Si hay alguna verdad está en el texto mismo y no más allá de él. La interpretación del texto es la verdad del texto. Y aunque este encuentro sin garantías es siempre fallado, es, a la vez, siempre logrado como lectura. En este recorrido que la interpretación construye, la ubicación del autor es un hallazgo que se escabulle.

Ficción testimonial o palabra sobreviviente

Las incertidumbres sobre la interpretación cobran mayor fuerza al momento de enfrentarse a la literatura [1] de sobrevivientes de la dictadura militar en Argentina. Especialmente aquellas que más han proliferado: las escritas por los hijos de militantes que enfrentaron a esa dictadura. Estas producciones han sido observadas por la crítica literaria con un esfuerzo académico de clasificación que busca transmitir nociones apoyándose en taxonomías que ordenen un vasto campo en el que no es sencillo orientarse. Somos deudores de esas lecturas porque ellas generan un conocimiento destacable.
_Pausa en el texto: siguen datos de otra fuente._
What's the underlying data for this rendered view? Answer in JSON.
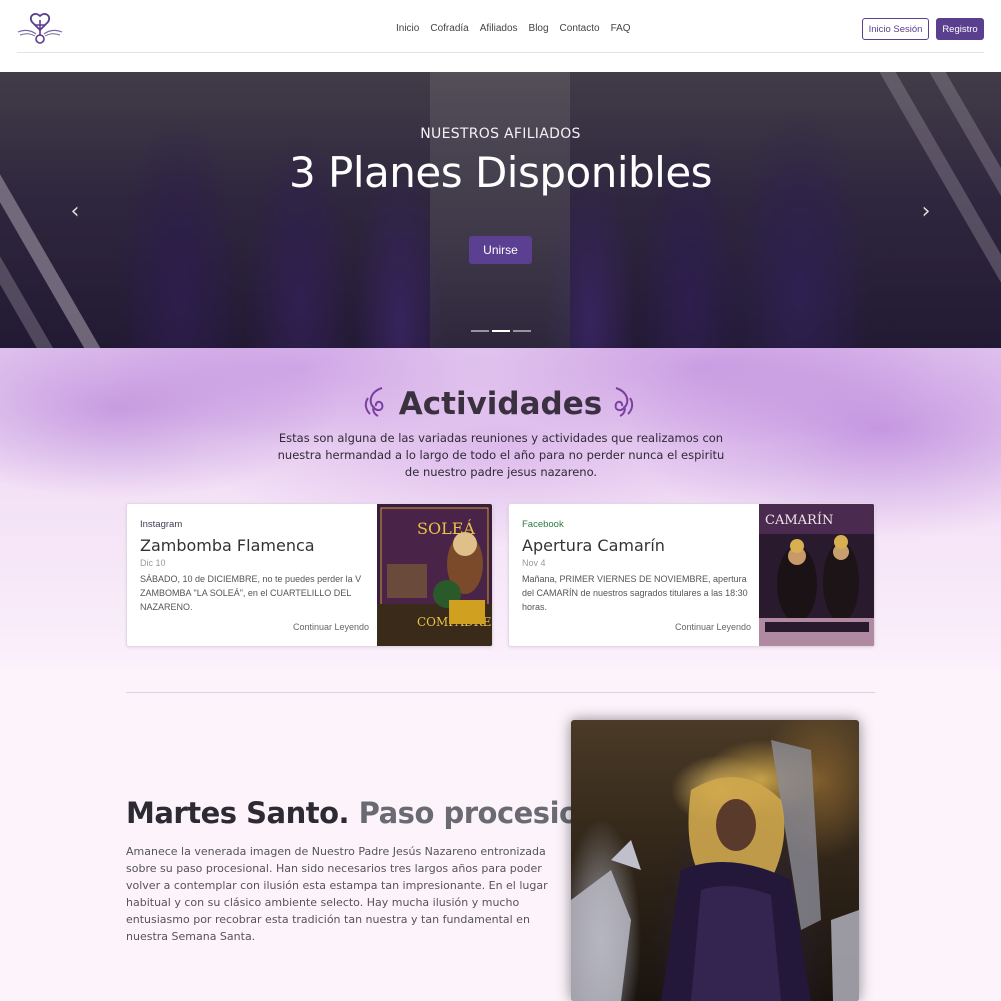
{
  "nav": {
    "links": [
      "Inicio",
      "Cofradía",
      "Afiliados",
      "Blog",
      "Contacto",
      "FAQ"
    ],
    "login_label": "Inicio Sesión",
    "register_label": "Registro"
  },
  "hero": {
    "kicker": "NUESTROS AFILIADOS",
    "title": "3 Planes Disponibles",
    "button_label": "Unirse",
    "active_slide": 2,
    "slide_count": 3
  },
  "activities": {
    "title": "Actividades",
    "description": "Estas son alguna de las variadas reuniones y actividades que realizamos con nuestra hermandad a lo largo de todo el año para no perder nunca el espiritu de nuestro padre jesus nazareno.",
    "cards": [
      {
        "source": "Instagram",
        "title": "Zambomba Flamenca",
        "date": "Dic 10",
        "text": "SÁBADO, 10 de DICIEMBRE, no te puedes perder la V ZAMBOMBA \"LA SOLEÁ\", en el CUARTELILLO DEL NAZARENO.",
        "more_label": "Continuar Leyendo"
      },
      {
        "source": "Facebook",
        "title": "Apertura Camarín",
        "date": "Nov 4",
        "text": "Mañana, PRIMER VIERNES DE NOVIEMBRE, apertura del CAMARÍN de nuestros sagrados titulares a las 18:30 horas.",
        "more_label": "Continuar Leyendo"
      }
    ]
  },
  "feature": {
    "heading_main": "Martes Santo.",
    "heading_muted": "Paso procesional.",
    "text": "Amanece la venerada imagen de Nuestro Padre Jesús Nazareno entronizada sobre su paso procesional. Han sido necesarios tres largos años para poder volver a contemplar con ilusión esta estampa tan impresionante. En el lugar habitual y con su clásico ambiente selecto. Hay mucha ilusión y mucho entusiasmo por recobrar esta tradición tan nuestra y tan fundamental en nuestra Semana Santa."
  },
  "colors": {
    "accent": "#5a3f8f",
    "facebook_green": "#2c7a3f"
  }
}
Ahora bien, producir conocimiento por la vía del género deja en el camino la posibilidad de hacer una lectura en otra dirección: aquella que invita un texto en sus pliegues y repliegues, en sus inconsistencias, en el fracaso de algunas intenciones autorales (que no es el fracaso del texto; quizás todo lo contrario), en el tono de una voz que habla para ser oída, en ciertos hallazgos expresivos que dan la nota de algo sólo dicho en ese texto y que suena a verdad (dicha siempre a medias, único modo de decirla). Es esta la vía que elegimos para nuestro análisis. Esperamos poder sostenerla aunque quizás –es un temor bien fundado– no siga una línea recta y en más de una ocasión pueda caer en lo que no deseamos, a pesar nuestro.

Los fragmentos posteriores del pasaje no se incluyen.